Merkley, Stabenow Decry Potential Loss of Food Assistance if Republicans Shut Down Government

WASHINGTON, D.C. – Oregon’s Senator Jeff Merkley, the Ranking Member of the U.S. Senate Agriculture Appropriations Subcommittee, and Senator Debbie Stabenow (D-MI), the Ranking Member of the U.S. Senate Committee on Agriculture, Nutrition and Forestry, today decried the potential loss or delay of food assistance for millions of Americans if the government shuts down next week, and called on Republicans to work responsibly with Democrats to avoid an unnecessary, politically-driven shutdown disaster.

“On a week when the Pope is making an historic visit to Washington to remind us all of our moral obligation to care for the poorest and most vulnerable among us, it is shameful that we are even contemplating a politically-driven shutdown that would take food off the tables of millions of children, seniors, and disabled Americans,” said Merkley. “It’s time for our colleagues across the aisle to finally get to work and make sure millions of Americans don’t go hungry.”

“We are eight days away from a government shutdown, and Republican leaders are wasting time on divisive political grandstanding,” Stabenow said. “This brinksmanship has real consequences. It’s time for Republicans to join us in a bipartisan, balanced approach that keeps our government open and keeps food on the table for American seniors, families, and people with disabilities.”  

During the 2013 shutdown, the U.S. Department of Agriculture (USDA), which administers the Supplemental Nutrition Assistance Program (SNAP), was able to use contingency funds and authority remaining from the American Recovery and Reinvestment Act (ARRA) to keep food assistance available to families throughout the shutdown. That authority has now expired, and if the federal government shuts down again in eight days, USDA will not have sufficient contingency funds to cover the total cost of food assistance for October.

Administration officials continue exploring options around the legal and technical roadblocks a shutdown would pose in order to reduce the impact on the families relying on SNAP.

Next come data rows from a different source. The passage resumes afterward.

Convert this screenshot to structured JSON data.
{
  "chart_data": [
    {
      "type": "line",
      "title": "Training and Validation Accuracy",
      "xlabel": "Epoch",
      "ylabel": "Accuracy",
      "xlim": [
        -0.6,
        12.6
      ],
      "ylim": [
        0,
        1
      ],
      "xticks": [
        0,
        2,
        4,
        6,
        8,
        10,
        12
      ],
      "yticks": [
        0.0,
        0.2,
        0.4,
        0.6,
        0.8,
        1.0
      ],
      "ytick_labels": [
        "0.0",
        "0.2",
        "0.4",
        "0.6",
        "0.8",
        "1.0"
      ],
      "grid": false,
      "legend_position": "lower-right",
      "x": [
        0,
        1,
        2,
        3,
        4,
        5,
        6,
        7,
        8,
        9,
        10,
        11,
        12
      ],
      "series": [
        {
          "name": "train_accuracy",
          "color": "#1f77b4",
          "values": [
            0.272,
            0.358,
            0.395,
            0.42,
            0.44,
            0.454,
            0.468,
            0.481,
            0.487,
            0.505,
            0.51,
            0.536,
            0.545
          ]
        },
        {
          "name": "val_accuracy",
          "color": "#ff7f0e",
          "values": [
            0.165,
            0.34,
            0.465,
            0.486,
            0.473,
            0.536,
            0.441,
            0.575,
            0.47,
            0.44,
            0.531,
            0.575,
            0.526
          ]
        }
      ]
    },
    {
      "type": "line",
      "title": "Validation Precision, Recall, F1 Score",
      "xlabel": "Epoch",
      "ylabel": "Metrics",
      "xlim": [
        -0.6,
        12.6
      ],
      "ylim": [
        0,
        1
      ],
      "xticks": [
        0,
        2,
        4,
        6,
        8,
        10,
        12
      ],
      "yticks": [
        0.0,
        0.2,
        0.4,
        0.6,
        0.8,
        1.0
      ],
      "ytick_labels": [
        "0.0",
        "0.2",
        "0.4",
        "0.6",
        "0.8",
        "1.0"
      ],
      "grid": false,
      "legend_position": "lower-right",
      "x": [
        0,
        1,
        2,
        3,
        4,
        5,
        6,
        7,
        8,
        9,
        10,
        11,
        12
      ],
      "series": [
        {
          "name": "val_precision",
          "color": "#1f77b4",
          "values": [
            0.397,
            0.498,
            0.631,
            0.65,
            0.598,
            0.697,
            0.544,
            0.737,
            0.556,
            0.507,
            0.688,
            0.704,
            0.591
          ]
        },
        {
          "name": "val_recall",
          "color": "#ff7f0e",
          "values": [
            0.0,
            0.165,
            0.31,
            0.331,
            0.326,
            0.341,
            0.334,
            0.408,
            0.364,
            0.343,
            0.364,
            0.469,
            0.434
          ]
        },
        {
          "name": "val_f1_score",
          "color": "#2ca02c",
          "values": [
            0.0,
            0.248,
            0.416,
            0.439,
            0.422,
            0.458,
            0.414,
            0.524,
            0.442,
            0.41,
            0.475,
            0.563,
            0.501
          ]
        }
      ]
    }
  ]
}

The SNAP program helps 45 million low-income Americans each month provide food for themselves and their families. According to USDA, over 60 percent of SNAP participants were children (44%), the elderly (9%), and disabled (10%). The program pumps billions of dollars each month into the American economy, and is the primary federal program to directly relieve hunger among the most vulnerable families in America.